Le site est circonscrit par une enceinte maçonnée qui affecte dans sa configuration finale la forme d'un trapèze rectangle allongé de l'ouest à l'est. Mesurant 70 × 42 m2, elle possède une entrée au nord et une autre au sud[1]. Une galerie couverte est reconnue dans l'angle nord-est de cette enceinte qui bénéficie par ailleurs de l'abri naturel constitué par l'épaulement naturel de la roche. Elle mesure environ 4 m de large et sa toiture, en tuiles, repose sur une charpente supportée côté extérieur par le mur de l'enceinte et côté intérieur par des colonnes cylindriques en grès ; un caniveau recueille les eaux de pluie[8].
Plusieurs bâtiments prennent place dans cette enceinte.
Peu de choses subsistent du premier édifice. Seuls un hérisson de pierres liées avec de la terre et une bordure maçonnée au mortier témoignent de son existence. Il semble être construit, au moins partiellement, avec des matériaux périssables. Ni ses dimensions ni son utilisation ne sont connues[9].
Un temple est édifié au même emplacement, mais selon une orientation légèrement différente. Il mesure 11,20 × 8,40 m ; un mur de refend transversal le sépare en deux espaces. Ses parois sont larges de 0,75 à 0,80 m et leurs fondations recoupent le hérisson du tout premier bâtiment[10].
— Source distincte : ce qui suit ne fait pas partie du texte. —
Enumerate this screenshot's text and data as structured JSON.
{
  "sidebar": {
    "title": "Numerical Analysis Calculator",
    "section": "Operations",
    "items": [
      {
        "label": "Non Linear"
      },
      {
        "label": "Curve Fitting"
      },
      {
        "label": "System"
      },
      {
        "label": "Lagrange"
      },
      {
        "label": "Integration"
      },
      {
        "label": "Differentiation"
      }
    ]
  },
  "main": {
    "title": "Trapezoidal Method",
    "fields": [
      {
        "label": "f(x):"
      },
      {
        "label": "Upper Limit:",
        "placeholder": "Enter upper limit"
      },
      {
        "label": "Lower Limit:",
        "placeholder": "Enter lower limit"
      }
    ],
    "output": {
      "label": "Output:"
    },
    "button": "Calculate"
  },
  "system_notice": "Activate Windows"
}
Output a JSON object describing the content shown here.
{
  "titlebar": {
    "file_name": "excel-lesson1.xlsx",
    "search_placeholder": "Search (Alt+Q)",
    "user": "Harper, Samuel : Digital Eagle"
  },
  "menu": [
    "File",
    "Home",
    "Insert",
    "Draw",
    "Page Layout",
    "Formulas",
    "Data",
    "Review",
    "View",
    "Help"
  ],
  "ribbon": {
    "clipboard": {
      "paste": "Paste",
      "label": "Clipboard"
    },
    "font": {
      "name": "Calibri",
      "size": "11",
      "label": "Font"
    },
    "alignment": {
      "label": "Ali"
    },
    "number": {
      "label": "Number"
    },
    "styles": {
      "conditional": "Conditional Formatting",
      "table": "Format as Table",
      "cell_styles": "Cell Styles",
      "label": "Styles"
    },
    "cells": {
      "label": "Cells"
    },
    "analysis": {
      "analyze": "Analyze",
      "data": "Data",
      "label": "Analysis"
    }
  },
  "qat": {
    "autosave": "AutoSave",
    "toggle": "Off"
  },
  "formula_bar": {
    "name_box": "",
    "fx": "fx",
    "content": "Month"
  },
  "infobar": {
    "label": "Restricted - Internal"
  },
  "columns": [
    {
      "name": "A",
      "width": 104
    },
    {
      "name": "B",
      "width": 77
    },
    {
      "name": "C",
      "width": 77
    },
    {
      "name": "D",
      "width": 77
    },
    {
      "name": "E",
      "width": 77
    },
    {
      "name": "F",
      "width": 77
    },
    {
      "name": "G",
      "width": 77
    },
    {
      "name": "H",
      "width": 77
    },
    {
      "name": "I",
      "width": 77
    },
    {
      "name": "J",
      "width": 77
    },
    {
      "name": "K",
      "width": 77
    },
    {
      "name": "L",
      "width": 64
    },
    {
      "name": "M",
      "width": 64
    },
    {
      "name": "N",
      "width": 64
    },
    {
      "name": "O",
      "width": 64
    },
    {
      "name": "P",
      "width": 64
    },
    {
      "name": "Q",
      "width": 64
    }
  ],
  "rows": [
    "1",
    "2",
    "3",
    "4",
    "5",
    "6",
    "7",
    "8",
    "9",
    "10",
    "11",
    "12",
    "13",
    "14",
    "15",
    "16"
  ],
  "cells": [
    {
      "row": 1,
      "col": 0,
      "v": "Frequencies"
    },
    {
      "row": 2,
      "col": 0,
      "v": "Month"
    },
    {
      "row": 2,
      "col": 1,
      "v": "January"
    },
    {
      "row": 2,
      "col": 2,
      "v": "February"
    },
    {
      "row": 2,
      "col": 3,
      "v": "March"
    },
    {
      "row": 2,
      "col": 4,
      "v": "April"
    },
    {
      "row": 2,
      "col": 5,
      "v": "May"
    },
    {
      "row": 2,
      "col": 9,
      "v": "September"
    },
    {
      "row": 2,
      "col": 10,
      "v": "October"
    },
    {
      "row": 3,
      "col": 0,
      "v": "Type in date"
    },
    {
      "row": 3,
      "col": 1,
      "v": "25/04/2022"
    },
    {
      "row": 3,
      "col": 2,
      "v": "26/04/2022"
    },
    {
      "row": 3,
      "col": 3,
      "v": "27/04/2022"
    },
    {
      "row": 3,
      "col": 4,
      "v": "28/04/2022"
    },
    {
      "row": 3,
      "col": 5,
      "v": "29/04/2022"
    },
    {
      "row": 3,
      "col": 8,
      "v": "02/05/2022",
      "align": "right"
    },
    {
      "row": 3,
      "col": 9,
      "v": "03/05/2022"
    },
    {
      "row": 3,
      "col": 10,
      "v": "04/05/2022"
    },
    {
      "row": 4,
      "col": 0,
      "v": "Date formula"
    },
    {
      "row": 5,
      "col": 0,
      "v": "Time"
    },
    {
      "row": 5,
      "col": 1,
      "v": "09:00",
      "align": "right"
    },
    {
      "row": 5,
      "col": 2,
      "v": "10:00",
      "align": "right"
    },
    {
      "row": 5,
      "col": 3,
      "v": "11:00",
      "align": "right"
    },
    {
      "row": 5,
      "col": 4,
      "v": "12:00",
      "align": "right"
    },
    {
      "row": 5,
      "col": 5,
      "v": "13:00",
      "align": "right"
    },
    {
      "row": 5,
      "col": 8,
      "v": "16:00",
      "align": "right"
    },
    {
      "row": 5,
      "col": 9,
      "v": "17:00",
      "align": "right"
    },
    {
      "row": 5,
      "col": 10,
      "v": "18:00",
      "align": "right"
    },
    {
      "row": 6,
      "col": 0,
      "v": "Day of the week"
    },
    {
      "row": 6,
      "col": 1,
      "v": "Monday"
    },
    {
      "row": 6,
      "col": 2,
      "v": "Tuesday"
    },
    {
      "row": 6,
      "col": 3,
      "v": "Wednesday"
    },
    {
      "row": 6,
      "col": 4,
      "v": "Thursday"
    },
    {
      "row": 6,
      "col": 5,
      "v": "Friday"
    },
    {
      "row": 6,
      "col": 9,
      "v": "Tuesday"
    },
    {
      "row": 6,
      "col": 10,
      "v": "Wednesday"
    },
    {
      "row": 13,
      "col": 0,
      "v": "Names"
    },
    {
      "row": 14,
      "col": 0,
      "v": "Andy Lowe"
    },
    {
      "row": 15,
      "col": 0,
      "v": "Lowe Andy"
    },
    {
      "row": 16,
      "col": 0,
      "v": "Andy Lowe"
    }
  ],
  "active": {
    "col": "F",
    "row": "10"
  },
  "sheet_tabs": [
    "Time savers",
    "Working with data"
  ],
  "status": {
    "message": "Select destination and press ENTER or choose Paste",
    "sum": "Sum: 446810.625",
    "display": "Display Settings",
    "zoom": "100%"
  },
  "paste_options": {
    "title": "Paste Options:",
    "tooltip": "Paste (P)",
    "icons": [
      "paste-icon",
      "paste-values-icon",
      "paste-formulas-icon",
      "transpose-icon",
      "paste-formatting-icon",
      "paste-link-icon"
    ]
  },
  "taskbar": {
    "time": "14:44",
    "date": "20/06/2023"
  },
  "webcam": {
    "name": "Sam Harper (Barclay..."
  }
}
Le second temple se compose d'une cella entouré d'une galerie, l'ensemble mesurant 12,80 × 12,40 m. Ses murs sont parementés en petit appareil régulier et il s'ouvre à l'est par un porche ou un auvent dallé dont la couverture est supportée par deux colonnes[11] ; ce porche précède une porte à deux vantaux[4]. Un aménagement prend place au centre de la cella ; de forme carrée, mesurant 1,26 m de côté, son sol est rose et ses parois sont épaisses de 5 cm[12]. La découverte de tuiles (antéfixes et tegulae) et de très nombreux clous de fixation laisse peu de doutes sur le type de toiture de ce temple[13].
Un autre bâtiment accompagne le second temple. Utilisant la même architecture que le temple, il mesure 6,70 × 6,10 m. Il s'ouvre au sud[14].
Le mur de la galerie couverte est revêtu de panneaux uniformément rouge sombre séparés par des filets clairs[15]. L'intérieur du premier temple est certainement décoré de lambris peints ; sur un fond de couleur sont représentés des personnages difficilement identifiables mais deux d'entre eux pourraient être des choreutes[1] ou des musiciennes[16] mais cette interprétation reste incertaine[17]. Les parois de l'aménagement occupant le centre de la cella du second temple portent extérieurement un décor géométrique[18].
De très nombreux tessons de céramique sont retrouvés. Parmi eux, la production de céramique sigillée issue d'ateliers régionaux à Montans (Tarn) ou La Graufesenque (Aveyron) tient une place importante[19].
Des fragments d'une statue en bronze sont retrouvés dispersés ; cette statue trônait certainement au centre de la cella du second temple[20]. Les figurines en terre blanche sont nombreuses. L'un d'entre elles est vraisemblablement un chien courant, type exceptionnellement représenté sur ce type de statuettes[21].
Les monnaies, nombreuses, peuvent être réparties en deux séries. La première concerne celles déposées accidentellement ou déposées à titre d'offrande dans le sanctuaire ; ces monnaies couvrent la période allant de la seconde moitié du Ier siècle av. J.-C. à la seconde moitié du IIe siècle apr. J.-C.[22]. La seconde série comprend les monnaies liées à la réoccupation de l'angle nord-est de la galerie ; ces pièces sont pour le plus grand nombre des imitations de types connus, émis entre 330 et 402[23]. Tous types de monnaies confondus, les ateliers les plus représentés sont ceux d'Arles, Lyon et Trèves[24].
Le site livre une douzaine de fibules, entières ou cassées. Leur ornementation est très variée ; certaines d'entre elles sont datables de La Tène II ou III[25],[26].
La plus grand partie du matériel archéologique retrouvé lors des fouilles est déposée au musée Charles-Portal à Cordes-sur-Ciel ; les objets les plus significatifs sont exposés[19].